Questa è la storia di José María Coni e Marina Menegazzo. Ma, in fondo, è la storia di ognuna di noi. Due ragazze di 21 e 22 anni che, zaino in spalla e mano nella mano, erano arrivate fino a Montanita, in Ecuador, per trascorrere una bellissima vacanza. Alla ricerca di qualcosa, di quella felicità che si prova solo quando si viaggia, da sola con le amiche, dimenticandosi di tutto quello che abbiamo lasciato una volta partite. Alla ricerca di un sogno a cui questa volta, però, sono state tagliate le ali. Un sogno che mai potrà realizzarsi perché qualcuno ha pensato di scriverci la parola fine al posto delle dirette interessate.
I corpi delle due ragazze sono stati ritrovati chiusi in un sacco. I due uomini che avevano offerto un posto dove dormire alle ragazze, rimaste senza soldi, hanno poi confessato l’omicidio. Ma, ancora una volta, due innocenti hanno perso la vita. E una ragione per perdere sogni, speranze, desideri, famiglia, amori ed amicizie non ci dovrebbe mai essere, quando si viaggia da sole. Ma nemmeno quando si va in giro con gli shorts, quando si torna a casa in macchina da sole dopo una serata in discoteca e quando si fanno uscite sole donne.
Quello di viaggiare per noi donne è un diritto. Non farlo più significherebbe dare ascolto a chi fa domande come “Ma torni a quest’ora da sola? Non ti viene a prendere nessuno? Guidi tu? Ci sono ragazzi nel gruppo? Davvero fai un viaggio da sola?“. Ma soprattutto significherebbe rinunciare a vivere. Perché viaggiare è sinonimo di scoperta, bellezza, indipendenza, vita. Una di quelle che vale la pena di essere vissuta.
Con la vicenda di José María e Marina si torna a parlare di femminicidio: il 35% delle donne nel mondo, solo lo scorso anno, ha subito una violenza fisica o sessuale, dal proprio partner o da un’altra persona. Sempre dai dati Istat, poi, emerge che nel nostro paese sono 6 milioni 788 mila le donne che sono state violate nel corso della loro vita. E, nel 2014, 152 sono state uccise.
Quando questi numeri saranno pari allo zero? Solo quando si smetterà di dare la colpa a noi donne per come ci vestiamo, per voler viaggiare da sole. Insomma, per avere gli stessi diritti e la stessa indipendenza degli uomini. Perché noi non siamo certamente il sesso debole. E lo dimostriamo ogni giorno, con esempi di donne straordinarie che si battono per i nostri diritti, quelli che dovremmo avere a prescindere da tutto. Ma anche esempi di donne qualsiasi che si svegliano presto tutte le mattine, per mantenersi e per mantenere i figli. Per non dover mai chiedere niente a nessuno, per far vedere che anche noi riusciamo a fare tutto. E lo facciamo anche bene.

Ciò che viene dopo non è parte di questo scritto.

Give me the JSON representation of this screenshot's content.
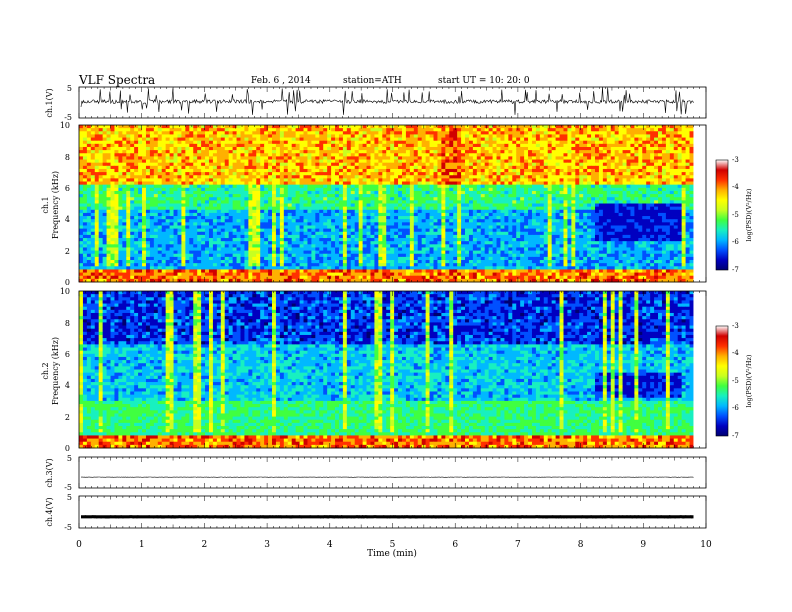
{
  "header": {
    "title": "VLF Spectra",
    "date": "Feb. 6 , 2014",
    "station": "station=ATH",
    "start_time": "start UT = 10: 20: 0"
  },
  "chart_data": [
    {
      "type": "line",
      "panel": "ch1-waveform",
      "ylabel": "ch.1(V)",
      "ylim": [
        -5,
        5
      ],
      "yticks": [
        "5",
        "-5"
      ],
      "series_level": 0.3,
      "color": "#000000"
    },
    {
      "type": "heatmap",
      "panel": "ch1-spectrogram",
      "ylabel_channel": "ch.1",
      "ylabel": "Frequency (kHz)",
      "ylim": [
        0,
        10
      ],
      "yticks": [
        "0",
        "2",
        "4",
        "6",
        "8",
        "10"
      ],
      "colorbar": {
        "label": "log(PSD)(V²/Hz)",
        "range": [
          -7,
          -3
        ],
        "ticks": [
          "-3",
          "-4",
          "-5",
          "-6",
          "-7"
        ]
      }
    },
    {
      "type": "heatmap",
      "panel": "ch2-spectrogram",
      "ylabel_channel": "ch.2",
      "ylabel": "Frequency (kHz)",
      "ylim": [
        0,
        10
      ],
      "yticks": [
        "0",
        "2",
        "4",
        "6",
        "8",
        "10"
      ],
      "colorbar": {
        "label": "log(PSD)(V²/Hz)",
        "range": [
          -7,
          -3
        ],
        "ticks": [
          "-3",
          "-4",
          "-5",
          "-6",
          "-7"
        ]
      }
    },
    {
      "type": "line",
      "panel": "ch3-waveform",
      "ylabel": "ch.3(V)",
      "ylim": [
        -5,
        5
      ],
      "yticks": [
        "5",
        "-5"
      ],
      "series_level": -1.5,
      "color": "#000000"
    },
    {
      "type": "line",
      "panel": "ch4-waveform",
      "ylabel": "ch.4(V)",
      "ylim": [
        -5,
        5
      ],
      "yticks": [
        "5",
        "-5"
      ],
      "series_level": -1.5,
      "color": "#000000"
    }
  ],
  "x_axis": {
    "label": "Time (min)",
    "xlim": [
      0,
      10
    ],
    "data_end": 9.8,
    "ticks": [
      "0",
      "1",
      "2",
      "3",
      "4",
      "5",
      "6",
      "7",
      "8",
      "9",
      "10"
    ]
  },
  "colormap": [
    "#000070",
    "#0000c0",
    "#0050ff",
    "#00b8ff",
    "#18f0c0",
    "#40ff40",
    "#c8ff20",
    "#ffff00",
    "#ffb000",
    "#ff3000",
    "#d00000",
    "#ffffff"
  ]
}
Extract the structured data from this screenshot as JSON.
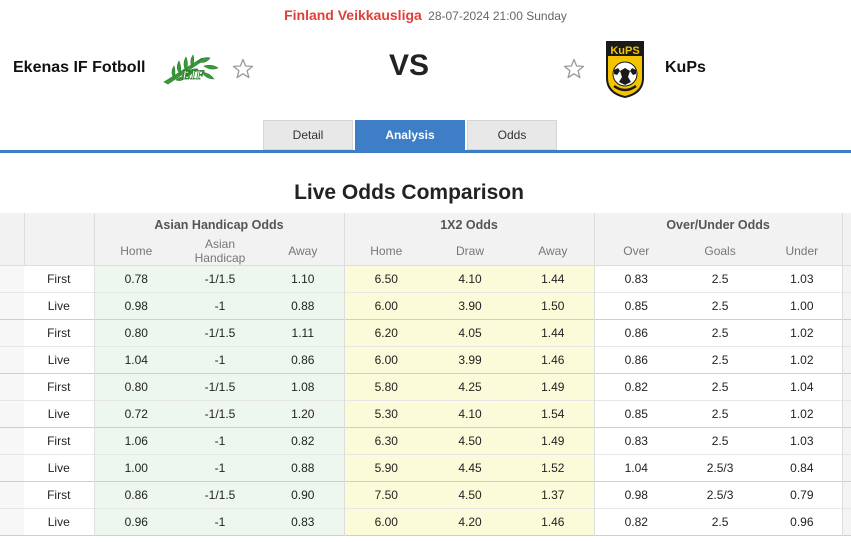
{
  "match": {
    "league": "Finland Veikkausliga",
    "datetime": "28-07-2024 21:00 Sunday",
    "home_team": "Ekenas IF Fotboll",
    "away_team": "KuPs",
    "vs": "VS",
    "away_logo_text": "KuPS"
  },
  "tabs": [
    {
      "label": "Detail",
      "active": false
    },
    {
      "label": "Analysis",
      "active": true
    },
    {
      "label": "Odds",
      "active": false
    }
  ],
  "section_title": "Live Odds Comparison",
  "table": {
    "groups": [
      "Asian Handicap Odds",
      "1X2 Odds",
      "Over/Under Odds"
    ],
    "subheaders": [
      "Home",
      "Asian Handicap",
      "Away",
      "Home",
      "Draw",
      "Away",
      "Over",
      "Goals",
      "Under"
    ],
    "rows": [
      {
        "type": "First",
        "values": [
          "0.78",
          "-1/1.5",
          "1.10",
          "6.50",
          "4.10",
          "1.44",
          "0.83",
          "2.5",
          "1.03"
        ]
      },
      {
        "type": "Live",
        "values": [
          "0.98",
          "-1",
          "0.88",
          "6.00",
          "3.90",
          "1.50",
          "0.85",
          "2.5",
          "1.00"
        ]
      },
      {
        "type": "First",
        "values": [
          "0.80",
          "-1/1.5",
          "1.11",
          "6.20",
          "4.05",
          "1.44",
          "0.86",
          "2.5",
          "1.02"
        ]
      },
      {
        "type": "Live",
        "values": [
          "1.04",
          "-1",
          "0.86",
          "6.00",
          "3.99",
          "1.46",
          "0.86",
          "2.5",
          "1.02"
        ]
      },
      {
        "type": "First",
        "values": [
          "0.80",
          "-1/1.5",
          "1.08",
          "5.80",
          "4.25",
          "1.49",
          "0.82",
          "2.5",
          "1.04"
        ]
      },
      {
        "type": "Live",
        "values": [
          "0.72",
          "-1/1.5",
          "1.20",
          "5.30",
          "4.10",
          "1.54",
          "0.85",
          "2.5",
          "1.02"
        ]
      },
      {
        "type": "First",
        "values": [
          "1.06",
          "-1",
          "0.82",
          "6.30",
          "4.50",
          "1.49",
          "0.83",
          "2.5",
          "1.03"
        ]
      },
      {
        "type": "Live",
        "values": [
          "1.00",
          "-1",
          "0.88",
          "5.90",
          "4.45",
          "1.52",
          "1.04",
          "2.5/3",
          "0.84"
        ]
      },
      {
        "type": "First",
        "values": [
          "0.86",
          "-1/1.5",
          "0.90",
          "7.50",
          "4.50",
          "1.37",
          "0.98",
          "2.5/3",
          "0.79"
        ]
      },
      {
        "type": "Live",
        "values": [
          "0.96",
          "-1",
          "0.83",
          "6.00",
          "4.20",
          "1.46",
          "0.82",
          "2.5",
          "0.96"
        ]
      }
    ]
  },
  "colors": {
    "league": "#e0403a",
    "tab_active": "#3d7ec6",
    "asian_handicap_bg": "#eef7ee",
    "x12_bg": "#fbfbd9",
    "kups_yellow": "#f5c400",
    "ekenas_green": "#3a9a3a"
  },
  "icons": [
    "star-outline-icon",
    "ekenas-logo",
    "kups-logo"
  ]
}
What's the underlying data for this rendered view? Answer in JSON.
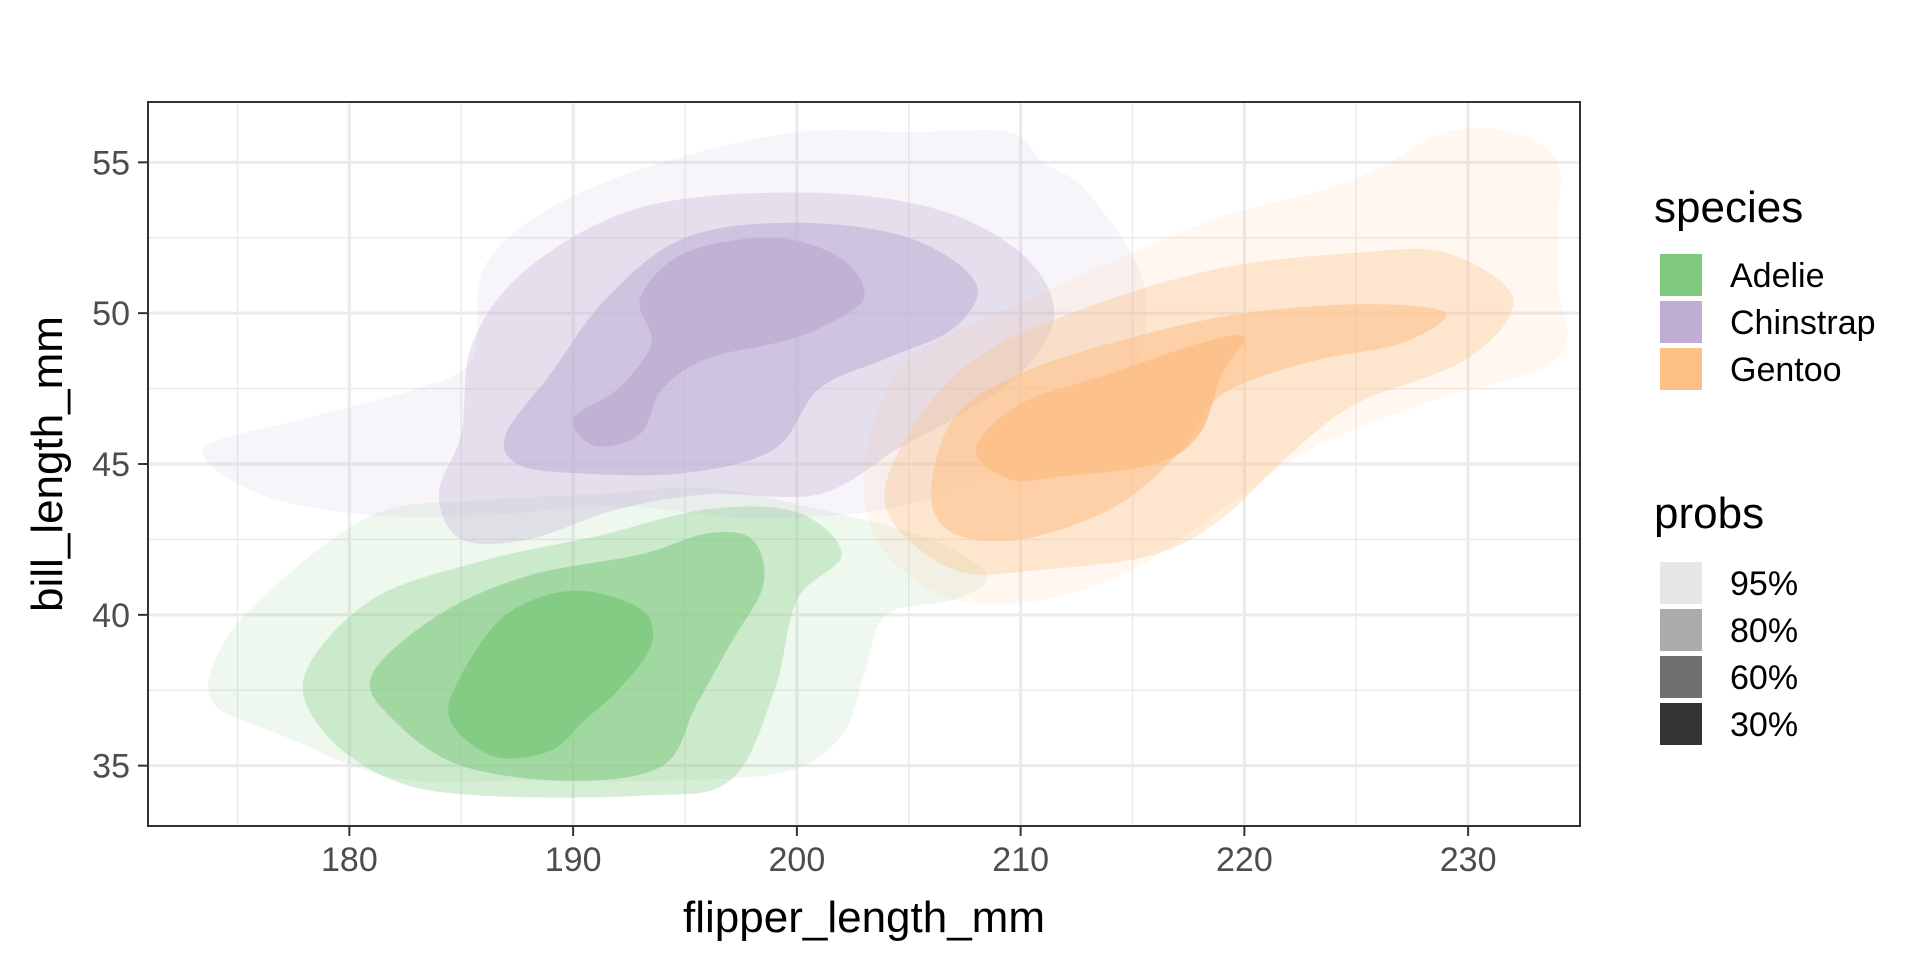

E l’esempio di Guadalupe Acosta, una studentessa paraguaiana che, dopo la tragica vicenda, decide di dar voce alle due ragazze scomparse, rivendicando il diritto di noi donne a viaggiare da sole, in sicurezza, tranquillità e serenità. Guadalupe ha scritto un post su Facebook diventato virale, con più di 557 mila like ed oltre 730 mila condivisioni.
Ayer me mataron.Me negué a que me tocaran y con un palo me reventaron el cráneo. Me metieron una cuchillada y dejaron…
Pubblicato da Guadalupe Acosta su Martedì 1 marzo 2016
La ragazza sudamericana parla di umiliazione, di sogni infranti, di diritti che dovremmo avere, del fatto che se la vicenda fosse capitata ad un uomo avrebbe avuto più seguito. Per questo invita tutti, donne soprattutto, a farsi sentire, a non stare in silenzio, ad urlare al mondo quello che succede, a combattere per noi stesse.
E il suo appello è stato ascoltato: l’hashtag #Viajosola è diventato uno dei trend topic di questi giorni.
Chissà se questa potrà essere la svolta, chissà se la violenza sulle donne diventerà solo un brutto ricordo. Ma fino a quel momento non ci sarà nessuna vittoria per noi, nessuna festa della donna. Festa della donna sarà solo quando non ci saranno abbastanza sacchi per metterci tutte a tacere.